Very direct, very plain and detailed. They cover all the bases about the why, the how, and what to expect. I really appreciate it.

Best of luck to the team and hopefully the new home will support them well.

raw_anon_1111 · 2 months ago
But how is another company that is also VC backed and losing money providing stability for Bun?

How long before we hear about “Our Amazing Journey”?

On the other hand, I would rather see someone like Bun have a successful exit where the founders seem to have started out with a passion project, got funding, built something out they were excited about and then exit than yet another AI company by non technical founders who were built with the sole purpose of getting funding and then exit.

simonw · 2 months ago
Anthropic may be losing money, but a company with $7bn revenue run rate (https://www.anthropic.com/news/statement-dario-amodei-americ...) is a whole lot healthier than a company with a revenue of 0.
rvnx · 2 months ago
Often it happens that VCs buy out companies from funds belonging to a fresh because the selling fund wants to show performance to their investors until "the big one", or move cash one from wealthy pocket to another one.

"You buy me this, next time I save you on that", etc...

"Raised $19 million Series A led by Khosla Ventures + $7 million"

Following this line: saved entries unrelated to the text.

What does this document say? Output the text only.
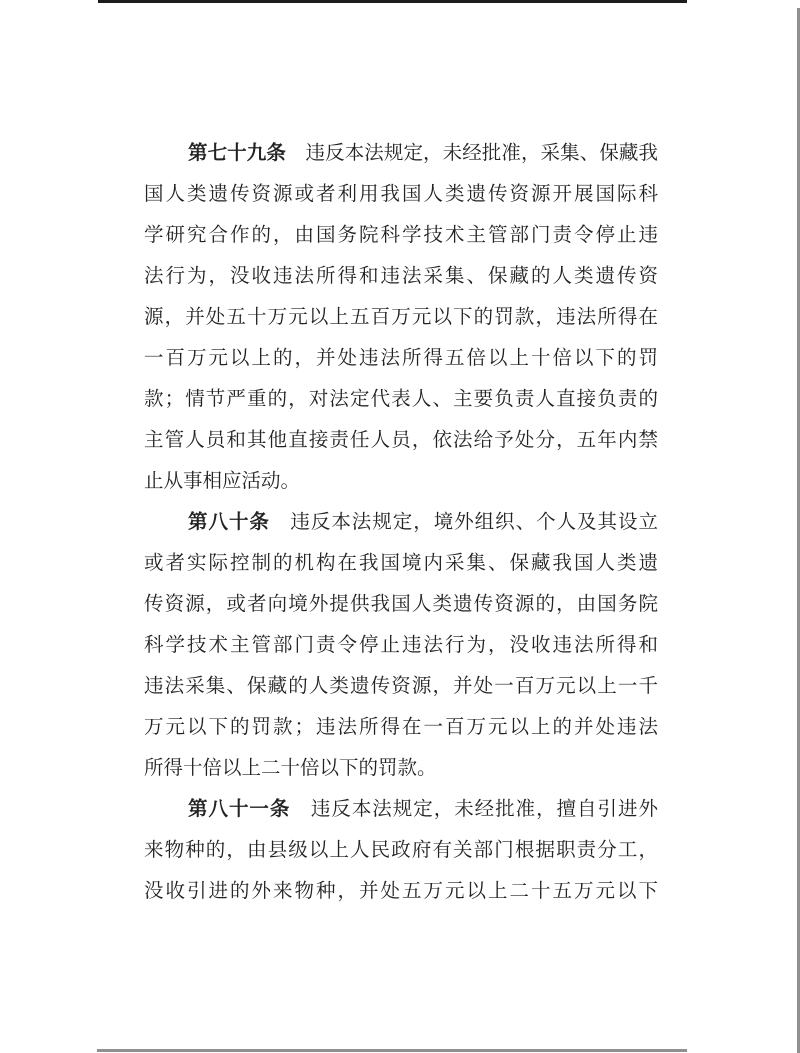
第七十九条　违反本法规定，未经批准，采集、保藏我
国人类遗传资源或者利用我国人类遗传资源开展国际科
学研究合作的，由国务院科学技术主管部门责令停止违
法行为，没收违法所得和违法采集、保藏的人类遗传资
源，并处五十万元以上五百万元以下的罚款，违法所得在
一百万元以上的，并处违法所得五倍以上十倍以下的罚
款；情节严重的，对法定代表人、主要负责人直接负责的
主管人员和其他直接责任人员，依法给予处分，五年内禁
止从事相应活动。
第八十条　违反本法规定，境外组织、个人及其设立
或者实际控制的机构在我国境内采集、保藏我国人类遗
传资源，或者向境外提供我国人类遗传资源的，由国务院
科学技术主管部门责令停止违法行为，没收违法所得和
违法采集、保藏的人类遗传资源，并处一百万元以上一千
万元以下的罚款；违法所得在一百万元以上的并处违法
所得十倍以上二十倍以下的罚款。
第八十一条　违反本法规定，未经批准，擅自引进外
来物种的，由县级以上人民政府有关部门根据职责分工，
没收引进的外来物种，并处五万元以上二十五万元以下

"Today, Bun makes $0 in revenue."

Everything is almost public domain (MIT) and can be forked without paying a single dollar.

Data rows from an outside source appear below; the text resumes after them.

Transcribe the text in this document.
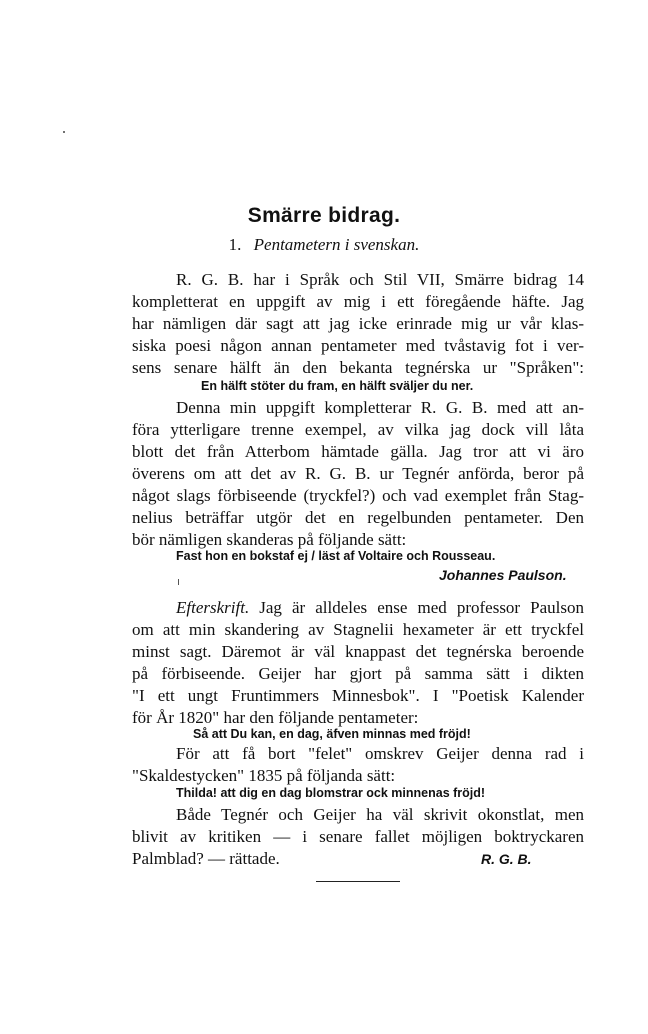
Smärre bidrag.
1. Pentametern i svenskan.
R. G. B. har i Språk och Stil VII, Smärre bidrag 14
kompletterat en uppgift av mig i ett föregående häfte. Jag
har nämligen där sagt att jag icke erinrade mig ur vår klas-
siska poesi någon annan pentameter med tvåstavig fot i ver-
sens senare hälft än den bekanta tegnérska ur "Språken":
En hälft stöter du fram, en hälft sväljer du ner.
Denna min uppgift kompletterar R. G. B. med att an-
föra ytterligare trenne exempel, av vilka jag dock vill låta
blott det från Atterbom hämtade gälla. Jag tror att vi äro
överens om att det av R. G. B. ur Tegnér anförda, beror på
något slags förbiseende (tryckfel?) och vad exemplet från Stag-
nelius beträffar utgör det en regelbunden pentameter. Den
bör nämligen skanderas på följande sätt:
Fast hon en bokstaf ej / läst af Voltaire och Rousseau.
Johannes Paulson.
Efterskrift. Jag är alldeles ense med professor Paulson
om att min skandering av Stagnelii hexameter är ett tryckfel
minst sagt. Däremot är väl knappast det tegnérska beroende
på förbiseende. Geijer har gjort på samma sätt i dikten
"I ett ungt Fruntimmers Minnesbok". I "Poetisk Kalender
för År 1820" har den följande pentameter:
Så att Du kan, en dag, äfven minnas med fröjd!
För att få bort "felet" omskrev Geijer denna rad i
"Skaldestycken" 1835 på följanda sätt:
Thilda! att dig en dag blomstrar ock minnenas fröjd!
Både Tegnér och Geijer ha väl skrivit okonstlat, men
blivit av kritiken — i senare fallet möjligen boktryckaren
Palmblad? — rättade.	R. G. B.
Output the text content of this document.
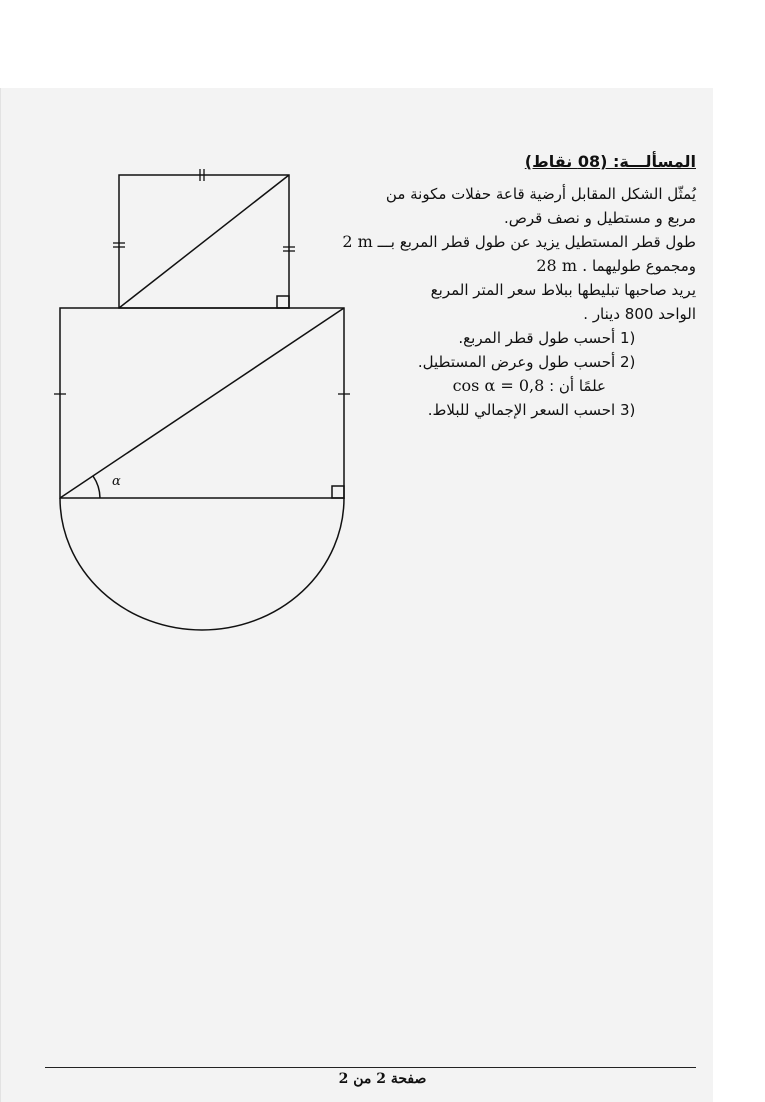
α
المسألـــة: (08 نقاط)
يُمثّل الشكل المقابل أرضية قاعة حفلات مكونة من
مربع و مستطيل و نصف قرص.
طول قطر المستطيل يزيد عن طول قطر المربع بـــ 2 m
ومجموع طوليهما 28 m .
يريد صاحبها تبليطها ببلاط سعر المتر المربع
الواحد 800 دينار .
1) أحسب طول قطر المربع.
2) أحسب طول وعرض المستطيل.
علمًا أن : cos α = 0,8
3) احسب السعر الإجمالي للبلاط.
صفحة 2 من 2
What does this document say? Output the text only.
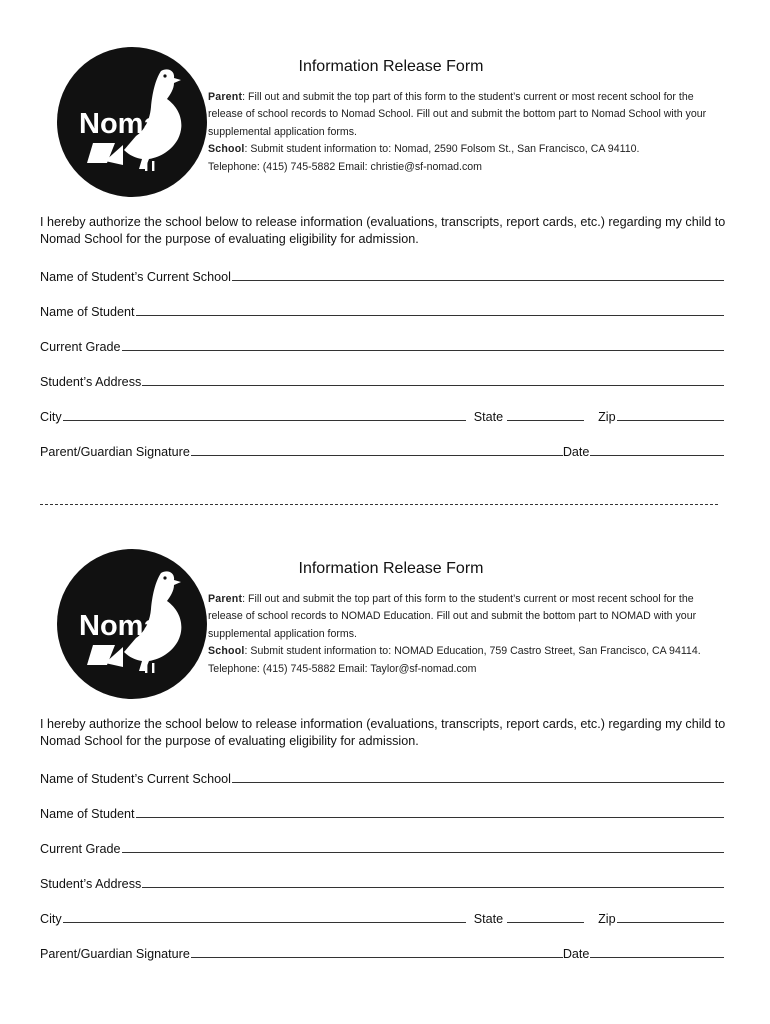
Nomad
Information Release Form
Parent: Fill out and submit the top part of this form to the student’s current or most recent school for the release of school records to Nomad School. Fill out and submit the bottom part to Nomad School with your supplemental application forms.
School: Submit student information to: Nomad, 2590 Folsom St., San Francisco, CA 94110.
Telephone: (415) 745-5882 Email: christie@sf-nomad.com
I hereby authorize the school below to release information (evaluations, transcripts, report cards, etc.) regarding my child to Nomad School for the purpose of evaluating eligibility for admission.
Name of Student’s Current School
Name of Student
Current Grade
Student’s Address
City	State	Zip
Parent/Guardian Signature	Date
Nomad
Information Release Form
Parent: Fill out and submit the top part of this form to the student’s current or most recent school for the release of school records to NOMAD Education. Fill out and submit the bottom part to NOMAD with your supplemental application forms.
School: Submit student information to: NOMAD Education, 759 Castro Street, San Francisco, CA 94114.
Telephone: (415) 745-5882 Email: Taylor@sf-nomad.com
I hereby authorize the school below to release information (evaluations, transcripts, report cards, etc.) regarding my child to Nomad School for the purpose of evaluating eligibility for admission.
Name of Student’s Current School
Name of Student
Current Grade
Student’s Address
City	State	Zip
Parent/Guardian Signature	Date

Questionable to claim that the technology is the real reason this was bought.

lacker · 2 months ago
The real risk is not that Anthropic will run out of money, but that they will change their strategy to something that isn't Bun-based, and supporting Bun won't make sense for them any more.
nathan-wall · 2 months ago
> But how is another company that is also VC backed and losing money providing stability for Bun?

Reminds me of when Tron, the crypto company, bought BitTorrent.

kelvinjps10 · 2 months ago
I misread Amazon, implying that Amazon might buy Anthropic, and I think that's what will end up happening.
moritzwarhier · 2 months ago
Ditto, and I got to know Bun via HN. It seemed intriguing, but also "why another JS runtime" etc.

If Bun embraces the sweet spot around edge computing, modern JS/TS and AI services, I think their future ahead looks bright.

Bun seems more alive than Deno, FWIW.

laserbeam · 2 months ago
I admit, it is a good acquisition announcement. I can’t remember the last acquisition announcement that was kept for more than 1-2 years. Leadership changes, priorities shift…
jjcm · 2 months ago
One thing I like about this, despite it meaning Bun will be funded, is Anthropic is a registered public benefit corporation. While this doesn't mean Anthropic cant fuck over the users of Bun, it at least puts in some roadblocks. The path of least-resistance here should be to improve Bun for users, not to monetize it to the point where it's no longer valuable.
echelon · 2 months ago
> Anthropic is a registered public benefit corporation

Does that mean anything at all?

OpenAI is a public benefit corporation.

juddlyon · 2 months ago
I had the same impression: bottom line up front, didn’t bury the lede, no weasel language.